EndpointMethodPurpose
/metricsGETPrometheus text-exposition scrape of JVM and application metrics.
curl -s localhost:8080/metrics

The endpoint serves the Prometheus text format (text/plain; version=0.0.4). It returns 503 if metrics are disabled (runtime.metrics.enabled: false). The full meter catalogue — commit, changelog, restoration, dispatch, and license meters — is in Metrics.

Debug

Two pull-only diagnostic snapshots for investigating a stalled or frozen commit pipeline.

EndpointMethodPurpose
/debug/threadsGETSnapshot of engine-owned and platform thread state and stacks, for freeze diagnosis.
/debug/barriersGETCommit-pipeline snapshot: in-flight commit progress, which lanes are outstanding, and a derived phase summary.

Both are gated by runtime.http.debug.enabled (default true). When disabled, they return 404. They are snapshots of state already kept for other purposes, so there's no cost when nobody is calling them.
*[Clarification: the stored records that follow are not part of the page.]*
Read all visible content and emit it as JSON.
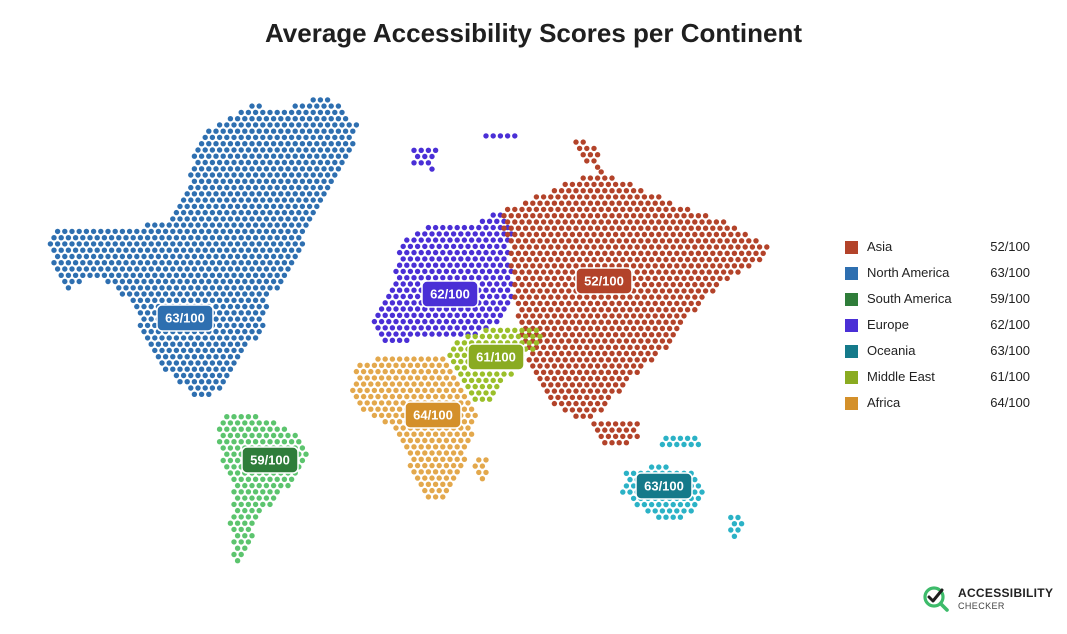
{
  "title": "Average Accessibility Scores per Continent",
  "regions": [
    {
      "id": "asia",
      "name": "Asia",
      "score": "52/100",
      "color": "#b3432a"
    },
    {
      "id": "north-america",
      "name": "North America",
      "score": "63/100",
      "color": "#2e6fb0"
    },
    {
      "id": "south-america",
      "name": "South America",
      "score": "59/100",
      "color": "#2f7d3a"
    },
    {
      "id": "europe",
      "name": "Europe",
      "score": "62/100",
      "color": "#4a2fd6"
    },
    {
      "id": "oceania",
      "name": "Oceania",
      "score": "63/100",
      "color": "#157a8a"
    },
    {
      "id": "middle-east",
      "name": "Middle East",
      "score": "61/100",
      "color": "#8aab21"
    },
    {
      "id": "africa",
      "name": "Africa",
      "score": "64/100",
      "color": "#d4902a"
    }
  ],
  "logo": {
    "main": "ACCESSIBILITY",
    "sub": "CHECKER"
  }
}
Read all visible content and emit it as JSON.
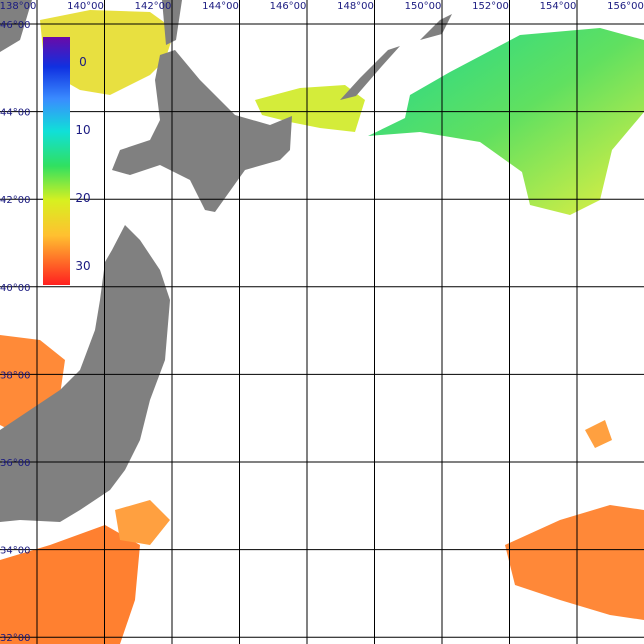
{
  "map": {
    "lon_labels": [
      "138°00",
      "140°00",
      "142°00",
      "144°00",
      "146°00",
      "148°00",
      "150°00",
      "152°00",
      "154°00",
      "156°00"
    ],
    "lat_labels": [
      "46°00",
      "44°00",
      "42°00",
      "40°00",
      "38°00",
      "36°00",
      "34°00",
      "32°00"
    ]
  },
  "colorbar": {
    "ticks": [
      0,
      10,
      20,
      30
    ]
  }
}
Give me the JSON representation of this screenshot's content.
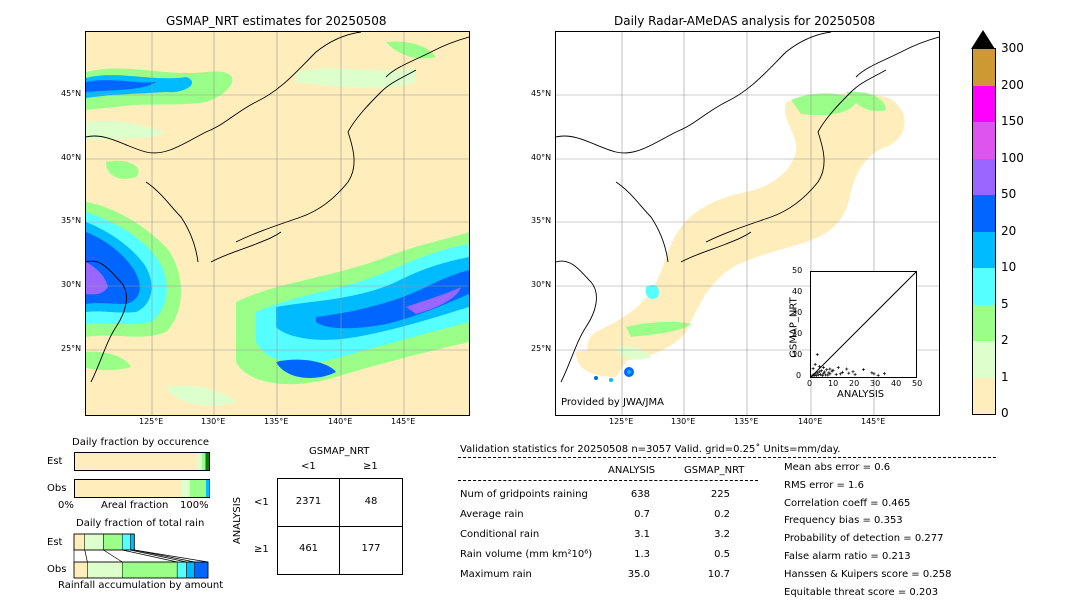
{
  "maps": {
    "left_title": "GSMAP_NRT estimates for 20250508",
    "right_title": "Daily Radar-AMeDAS analysis for 20250508",
    "provided_by": "Provided by JWA/JMA",
    "lat_labels": [
      "45°N",
      "40°N",
      "35°N",
      "30°N",
      "25°N"
    ],
    "lon_labels": [
      "125°E",
      "130°E",
      "135°E",
      "140°E",
      "145°E"
    ]
  },
  "colorbar": {
    "labels": [
      "300",
      "200",
      "150",
      "100",
      "50",
      "20",
      "10",
      "5",
      "2",
      "1",
      "0"
    ],
    "colors": [
      "#cc9933",
      "#ff00ff",
      "#dd55ee",
      "#9966ff",
      "#0066ff",
      "#00bbff",
      "#55ffff",
      "#99ff88",
      "#ddffcc",
      "#ffeebb"
    ]
  },
  "chart_data": [
    {
      "type": "scatter",
      "xlabel": "ANALYSIS",
      "ylabel": "GSMAP_NRT",
      "xlim": [
        0,
        50
      ],
      "ylim": [
        0,
        50
      ],
      "x_ticks": [
        "0",
        "10",
        "20",
        "30",
        "40",
        "50"
      ],
      "y_ticks": [
        "0",
        "10",
        "20",
        "30",
        "40",
        "50"
      ],
      "points": [
        [
          0.5,
          0.5
        ],
        [
          1,
          1
        ],
        [
          1.5,
          0.8
        ],
        [
          2,
          1.5
        ],
        [
          2.5,
          0.6
        ],
        [
          3,
          2
        ],
        [
          3.5,
          1
        ],
        [
          4,
          2.5
        ],
        [
          4.5,
          1.2
        ],
        [
          5,
          3
        ],
        [
          5.5,
          0.7
        ],
        [
          6,
          1.8
        ],
        [
          6.5,
          2.4
        ],
        [
          7,
          1
        ],
        [
          7.5,
          3.5
        ],
        [
          8,
          0.9
        ],
        [
          8.5,
          2
        ],
        [
          9,
          1.5
        ],
        [
          10,
          2.8
        ],
        [
          10.5,
          3.2
        ],
        [
          12,
          1.2
        ],
        [
          13,
          4.5
        ],
        [
          14,
          1.5
        ],
        [
          15,
          2.2
        ],
        [
          17,
          3.8
        ],
        [
          18,
          1.8
        ],
        [
          20,
          2.5
        ],
        [
          21,
          1.2
        ],
        [
          25,
          3.5
        ],
        [
          29,
          2
        ],
        [
          30,
          1.5
        ],
        [
          32,
          0.8
        ],
        [
          35,
          1.6
        ],
        [
          2,
          6
        ],
        [
          3,
          10.7
        ],
        [
          4,
          5
        ],
        [
          1,
          4
        ],
        [
          6,
          4.5
        ],
        [
          9,
          3.8
        ]
      ]
    },
    {
      "type": "bar",
      "title": "Daily fraction by occurence",
      "categories": [
        "Est",
        "Obs"
      ],
      "xlabel": "Areal fraction",
      "x_ticks": [
        "0%",
        "100%"
      ],
      "segments": [
        [
          0.92,
          0.03,
          0.02,
          0.01
        ],
        [
          0.79,
          0.07,
          0.12,
          0.02
        ]
      ]
    },
    {
      "type": "bar",
      "title": "Daily fraction of total rain",
      "categories": [
        "Est",
        "Obs"
      ],
      "xlabel": "Rainfall accumulation by amount",
      "segments": [
        [
          0.08,
          0.14,
          0.14,
          0.06,
          0.03
        ],
        [
          0.1,
          0.26,
          0.41,
          0.07,
          0.06,
          0.1
        ]
      ]
    }
  ],
  "contingency": {
    "title": "GSMAP_NRT",
    "col_labels": [
      "<1",
      "≥1"
    ],
    "row_axis": "ANALYSIS",
    "row_labels": [
      "<1",
      "≥1"
    ],
    "cells": [
      [
        "2371",
        "48"
      ],
      [
        "461",
        "177"
      ]
    ]
  },
  "validation": {
    "header": "Validation statistics for 20250508  n=3057 Valid. grid=0.25˚ Units=mm/day.",
    "col_analysis": "ANALYSIS",
    "col_gsmap": "GSMAP_NRT",
    "rows": [
      {
        "label": "Num of gridpoints raining",
        "analysis": "638",
        "gsmap": "225"
      },
      {
        "label": "Average rain",
        "analysis": "0.7",
        "gsmap": "0.2"
      },
      {
        "label": "Conditional rain",
        "analysis": "3.1",
        "gsmap": "3.2"
      },
      {
        "label": "Rain volume (mm km²10⁶)",
        "analysis": "1.3",
        "gsmap": "0.5"
      },
      {
        "label": "Maximum rain",
        "analysis": "35.0",
        "gsmap": "10.7"
      }
    ],
    "scores": [
      "Mean abs error =    0.6",
      "RMS error =    1.6",
      "Correlation coeff =  0.465",
      "Frequency bias =  0.353",
      "Probability of detection =  0.277",
      "False alarm ratio =  0.213",
      "Hanssen & Kuipers score =  0.258",
      "Equitable threat score =  0.203"
    ]
  }
}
# Thread snapshot (optional: depth, filter=all|stuck|known)
curl -s 'localhost:8080/debug/threads?filter=stuck'

# Commit-pipeline snapshot — see the derived phase
curl -s localhost:8080/debug/barriers

/debug/threads accepts optional query params: depth (max stack frames per thread, default 40) and filter (all default, stuck for non-runnable threads, known for engine threads only). /debug/barriers summarises the commit pipeline into a single phase string so you can tell at a glance whether a commit is waiting on lanes, queued, in transaction, or idle.

The debug endpoints expose internal engine state and are meant for diagnosis, not routine monitoring. Leave them on (they're free at rest), but keep them off public ingress. For hardened deployments that limit attack surface, set runtime.http.debug.enabled: false.

Full reference

This page is a tour by use case. For the exhaustive list — every response field, status code, and content-negotiation rule — see the REST API reference.